Context: Alkaloids of Piper longum L. (Piperaceae) (PLA) include piperine and piperlonguminine. Piper longum and piperine have multiple biological properties including antioxidant activity. Objective: The present study investigated the neuroprotective effects of PLA in a MPTP-induced mouse model of Parkinson's disease. Materials and methods: PLA was prepared by extracting the dry seed of P. longum using 85% ethanol. Adult male C57BL/6 mice were divided into eight groups of 12 rats each.

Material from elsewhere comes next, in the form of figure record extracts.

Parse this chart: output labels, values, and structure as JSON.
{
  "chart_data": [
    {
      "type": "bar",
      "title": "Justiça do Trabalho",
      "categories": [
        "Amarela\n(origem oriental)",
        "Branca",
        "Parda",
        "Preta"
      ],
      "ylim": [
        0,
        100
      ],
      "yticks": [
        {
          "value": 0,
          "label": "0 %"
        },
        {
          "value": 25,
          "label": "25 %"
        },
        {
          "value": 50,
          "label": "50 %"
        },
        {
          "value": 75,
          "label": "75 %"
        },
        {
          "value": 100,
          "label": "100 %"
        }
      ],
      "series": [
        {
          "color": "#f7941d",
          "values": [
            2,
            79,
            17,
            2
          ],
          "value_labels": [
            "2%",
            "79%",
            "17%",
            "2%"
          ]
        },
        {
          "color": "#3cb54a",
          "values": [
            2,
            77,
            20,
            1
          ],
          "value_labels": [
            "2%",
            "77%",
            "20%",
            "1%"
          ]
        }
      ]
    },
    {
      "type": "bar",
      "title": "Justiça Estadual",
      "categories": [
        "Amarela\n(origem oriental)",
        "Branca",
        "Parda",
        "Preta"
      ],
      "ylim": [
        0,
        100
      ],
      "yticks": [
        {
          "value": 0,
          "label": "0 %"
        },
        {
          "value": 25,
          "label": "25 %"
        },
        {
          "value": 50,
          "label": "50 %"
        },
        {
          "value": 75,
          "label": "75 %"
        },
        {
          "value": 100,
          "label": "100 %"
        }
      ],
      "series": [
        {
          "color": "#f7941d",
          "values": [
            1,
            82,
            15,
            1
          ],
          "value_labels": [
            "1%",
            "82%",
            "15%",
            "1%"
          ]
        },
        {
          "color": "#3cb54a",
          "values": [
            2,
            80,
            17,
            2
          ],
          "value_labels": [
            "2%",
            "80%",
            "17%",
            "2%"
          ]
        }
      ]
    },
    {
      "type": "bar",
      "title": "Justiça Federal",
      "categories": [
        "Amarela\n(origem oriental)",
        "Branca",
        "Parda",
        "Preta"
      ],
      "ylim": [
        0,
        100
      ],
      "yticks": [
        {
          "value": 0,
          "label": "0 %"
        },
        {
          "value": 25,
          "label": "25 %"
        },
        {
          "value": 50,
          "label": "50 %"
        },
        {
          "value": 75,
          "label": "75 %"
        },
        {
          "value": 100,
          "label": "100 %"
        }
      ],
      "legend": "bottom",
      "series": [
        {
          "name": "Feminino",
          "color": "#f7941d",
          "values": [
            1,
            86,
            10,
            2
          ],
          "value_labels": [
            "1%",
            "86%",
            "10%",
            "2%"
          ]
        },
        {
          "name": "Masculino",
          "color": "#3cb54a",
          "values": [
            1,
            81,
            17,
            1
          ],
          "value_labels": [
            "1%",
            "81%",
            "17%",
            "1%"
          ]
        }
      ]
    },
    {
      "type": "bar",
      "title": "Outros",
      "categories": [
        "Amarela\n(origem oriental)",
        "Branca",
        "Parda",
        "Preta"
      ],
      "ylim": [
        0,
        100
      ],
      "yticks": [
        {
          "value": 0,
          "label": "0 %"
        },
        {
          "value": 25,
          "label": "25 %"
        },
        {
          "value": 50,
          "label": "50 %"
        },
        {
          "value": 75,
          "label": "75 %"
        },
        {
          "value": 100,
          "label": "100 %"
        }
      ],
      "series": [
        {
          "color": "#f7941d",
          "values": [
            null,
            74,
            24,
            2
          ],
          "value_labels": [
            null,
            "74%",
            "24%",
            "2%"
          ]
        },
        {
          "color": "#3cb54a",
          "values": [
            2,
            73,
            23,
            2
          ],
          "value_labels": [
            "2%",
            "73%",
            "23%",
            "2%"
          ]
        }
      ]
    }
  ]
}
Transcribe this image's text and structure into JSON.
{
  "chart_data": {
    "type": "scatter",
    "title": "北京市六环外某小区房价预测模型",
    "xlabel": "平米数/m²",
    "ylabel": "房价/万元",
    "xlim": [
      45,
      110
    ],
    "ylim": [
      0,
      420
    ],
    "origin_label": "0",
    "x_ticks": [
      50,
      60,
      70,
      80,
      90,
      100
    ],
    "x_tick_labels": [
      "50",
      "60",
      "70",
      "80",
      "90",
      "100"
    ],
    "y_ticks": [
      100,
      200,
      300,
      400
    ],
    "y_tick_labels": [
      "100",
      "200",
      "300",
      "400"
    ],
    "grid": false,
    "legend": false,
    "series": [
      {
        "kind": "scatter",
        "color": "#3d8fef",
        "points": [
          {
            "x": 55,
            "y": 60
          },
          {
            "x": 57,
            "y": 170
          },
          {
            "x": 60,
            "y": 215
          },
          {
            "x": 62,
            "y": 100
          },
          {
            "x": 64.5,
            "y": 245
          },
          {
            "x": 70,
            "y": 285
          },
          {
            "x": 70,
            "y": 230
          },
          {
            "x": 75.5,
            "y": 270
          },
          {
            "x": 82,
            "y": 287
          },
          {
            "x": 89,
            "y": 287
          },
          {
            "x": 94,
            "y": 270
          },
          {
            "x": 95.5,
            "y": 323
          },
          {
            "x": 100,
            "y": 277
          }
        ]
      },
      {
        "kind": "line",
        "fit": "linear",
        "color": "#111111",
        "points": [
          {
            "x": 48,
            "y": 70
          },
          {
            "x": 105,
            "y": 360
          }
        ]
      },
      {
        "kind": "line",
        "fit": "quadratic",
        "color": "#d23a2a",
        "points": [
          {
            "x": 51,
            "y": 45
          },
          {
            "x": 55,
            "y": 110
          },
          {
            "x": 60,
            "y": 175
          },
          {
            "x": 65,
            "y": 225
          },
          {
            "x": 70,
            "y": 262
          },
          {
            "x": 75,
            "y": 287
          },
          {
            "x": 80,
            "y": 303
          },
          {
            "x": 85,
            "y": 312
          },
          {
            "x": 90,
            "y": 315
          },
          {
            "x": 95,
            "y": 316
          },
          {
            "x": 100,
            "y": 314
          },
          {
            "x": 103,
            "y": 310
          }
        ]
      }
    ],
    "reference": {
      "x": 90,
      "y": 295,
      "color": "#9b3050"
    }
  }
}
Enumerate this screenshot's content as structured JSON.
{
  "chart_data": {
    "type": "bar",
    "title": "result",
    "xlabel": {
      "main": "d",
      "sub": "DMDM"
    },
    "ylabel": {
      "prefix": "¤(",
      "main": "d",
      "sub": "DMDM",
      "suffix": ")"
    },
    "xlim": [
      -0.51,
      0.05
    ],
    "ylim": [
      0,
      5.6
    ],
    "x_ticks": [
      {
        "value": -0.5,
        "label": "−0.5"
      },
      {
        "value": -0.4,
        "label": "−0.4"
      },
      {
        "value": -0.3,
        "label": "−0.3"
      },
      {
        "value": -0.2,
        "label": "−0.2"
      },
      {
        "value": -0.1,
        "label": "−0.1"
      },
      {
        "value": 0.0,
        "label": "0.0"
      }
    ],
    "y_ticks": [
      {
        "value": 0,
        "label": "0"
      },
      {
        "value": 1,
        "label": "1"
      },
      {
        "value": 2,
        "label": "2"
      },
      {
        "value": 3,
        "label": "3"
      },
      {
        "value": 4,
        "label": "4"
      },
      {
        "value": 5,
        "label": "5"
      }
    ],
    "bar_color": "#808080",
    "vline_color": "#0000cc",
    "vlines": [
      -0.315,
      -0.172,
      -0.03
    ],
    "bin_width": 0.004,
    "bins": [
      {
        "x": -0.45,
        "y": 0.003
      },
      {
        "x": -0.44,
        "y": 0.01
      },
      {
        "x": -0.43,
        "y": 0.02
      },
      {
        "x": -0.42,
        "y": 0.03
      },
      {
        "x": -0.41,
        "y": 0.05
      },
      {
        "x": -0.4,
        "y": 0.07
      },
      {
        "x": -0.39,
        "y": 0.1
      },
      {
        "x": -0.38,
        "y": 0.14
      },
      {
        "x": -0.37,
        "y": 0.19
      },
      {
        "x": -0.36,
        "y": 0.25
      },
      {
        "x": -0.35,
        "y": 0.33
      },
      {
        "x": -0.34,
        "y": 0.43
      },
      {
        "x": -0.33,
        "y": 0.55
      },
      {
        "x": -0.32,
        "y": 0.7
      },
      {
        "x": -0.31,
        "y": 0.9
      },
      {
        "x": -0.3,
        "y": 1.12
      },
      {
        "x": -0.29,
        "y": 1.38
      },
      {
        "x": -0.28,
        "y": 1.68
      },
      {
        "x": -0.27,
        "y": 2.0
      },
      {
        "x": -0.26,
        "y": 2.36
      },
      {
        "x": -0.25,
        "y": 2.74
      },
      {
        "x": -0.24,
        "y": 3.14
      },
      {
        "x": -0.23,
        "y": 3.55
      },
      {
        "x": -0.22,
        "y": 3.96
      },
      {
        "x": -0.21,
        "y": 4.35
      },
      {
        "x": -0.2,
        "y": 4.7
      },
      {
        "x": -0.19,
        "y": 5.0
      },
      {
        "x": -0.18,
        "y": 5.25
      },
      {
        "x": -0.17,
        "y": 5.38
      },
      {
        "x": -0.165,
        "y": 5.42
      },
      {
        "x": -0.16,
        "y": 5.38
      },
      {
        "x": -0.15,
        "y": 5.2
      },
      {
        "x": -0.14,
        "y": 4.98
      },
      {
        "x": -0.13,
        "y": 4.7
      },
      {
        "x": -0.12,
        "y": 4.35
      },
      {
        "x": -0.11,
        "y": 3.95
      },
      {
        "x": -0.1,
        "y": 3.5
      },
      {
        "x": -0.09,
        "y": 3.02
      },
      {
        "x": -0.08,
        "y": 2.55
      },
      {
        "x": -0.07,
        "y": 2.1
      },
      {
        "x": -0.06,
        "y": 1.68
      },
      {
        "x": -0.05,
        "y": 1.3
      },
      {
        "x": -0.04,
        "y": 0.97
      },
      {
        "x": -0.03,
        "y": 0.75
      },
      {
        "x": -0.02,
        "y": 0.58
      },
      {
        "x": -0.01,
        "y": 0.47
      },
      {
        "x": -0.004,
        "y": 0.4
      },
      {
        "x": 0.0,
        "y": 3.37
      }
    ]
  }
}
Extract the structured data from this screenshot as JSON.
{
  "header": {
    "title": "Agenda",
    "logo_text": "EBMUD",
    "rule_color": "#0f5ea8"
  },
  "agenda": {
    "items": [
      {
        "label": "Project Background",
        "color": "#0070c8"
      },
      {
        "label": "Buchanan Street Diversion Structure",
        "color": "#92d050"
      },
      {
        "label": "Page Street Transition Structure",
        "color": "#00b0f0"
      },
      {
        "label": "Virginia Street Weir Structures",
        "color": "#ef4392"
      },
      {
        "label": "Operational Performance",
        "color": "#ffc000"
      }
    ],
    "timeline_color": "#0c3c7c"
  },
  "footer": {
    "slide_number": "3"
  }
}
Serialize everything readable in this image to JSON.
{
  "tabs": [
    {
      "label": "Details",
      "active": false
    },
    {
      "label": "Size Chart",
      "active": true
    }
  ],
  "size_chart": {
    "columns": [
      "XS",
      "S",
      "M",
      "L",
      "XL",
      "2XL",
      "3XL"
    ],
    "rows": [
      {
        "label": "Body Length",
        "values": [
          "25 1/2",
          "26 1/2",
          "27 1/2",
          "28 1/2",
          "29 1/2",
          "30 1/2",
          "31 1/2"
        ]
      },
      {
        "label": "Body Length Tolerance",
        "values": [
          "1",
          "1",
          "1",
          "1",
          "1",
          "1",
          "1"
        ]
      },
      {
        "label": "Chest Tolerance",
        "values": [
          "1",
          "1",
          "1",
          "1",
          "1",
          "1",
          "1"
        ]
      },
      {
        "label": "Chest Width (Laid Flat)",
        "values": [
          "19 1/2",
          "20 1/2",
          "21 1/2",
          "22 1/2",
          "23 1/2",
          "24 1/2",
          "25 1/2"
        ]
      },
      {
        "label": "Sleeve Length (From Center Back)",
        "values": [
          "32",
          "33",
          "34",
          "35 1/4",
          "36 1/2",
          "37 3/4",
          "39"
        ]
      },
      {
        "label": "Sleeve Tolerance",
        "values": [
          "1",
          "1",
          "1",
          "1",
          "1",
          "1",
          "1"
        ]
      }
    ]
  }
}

Experimental and control groups received an equivalent volume of saline, 0.5% CMC-Na, and 0.1% Tween 80, treated groups received oral PLA (30, 60, and 120 mg/kg), other groups treated with piperine (60 mg/kg) or Madopar (50 mg/kg). The PLA prevention group (PLA-Pr) administrated PLA (120 mg/kg) for 1 week before MPTP challenged. Except for the PLA-Pr group, others were treated for seven consecutive weeks. Parkinson's disease was induced by injecting MPTP intraperitoneally (25 mg/kg) twice weekly for five consecutive weeks. Dopaminerigic (DA) neurons and their metabolism were detected by UFLC-MS/MS. Tyrosine hydroxylase (TH)-immunohistochemistry assay and Western blotting were performed. The antioxidant enzymatic levels were determined by kit-based assays. Results: The LD50 value of PLA was determined at 1509 mg/kg of body weight. PLA (60 mg/kg) can significantly increase total movement time and distance (p<0.05), increase levels of DA (p<0.05) and DOPAC (p<0.05), increase glutathione (GSH) level and superoxide dismutase (SOD) activity (p<0.05), and decrease the lipid peroxidation of malondiadehycle (MDA) (p<0.05) in PLA-treated groups as compared with the control group. Discussion and conclusion: Our results indicate that PLA possesses neuroprotective effects and has ameliorative properties in dopaminergic neurons.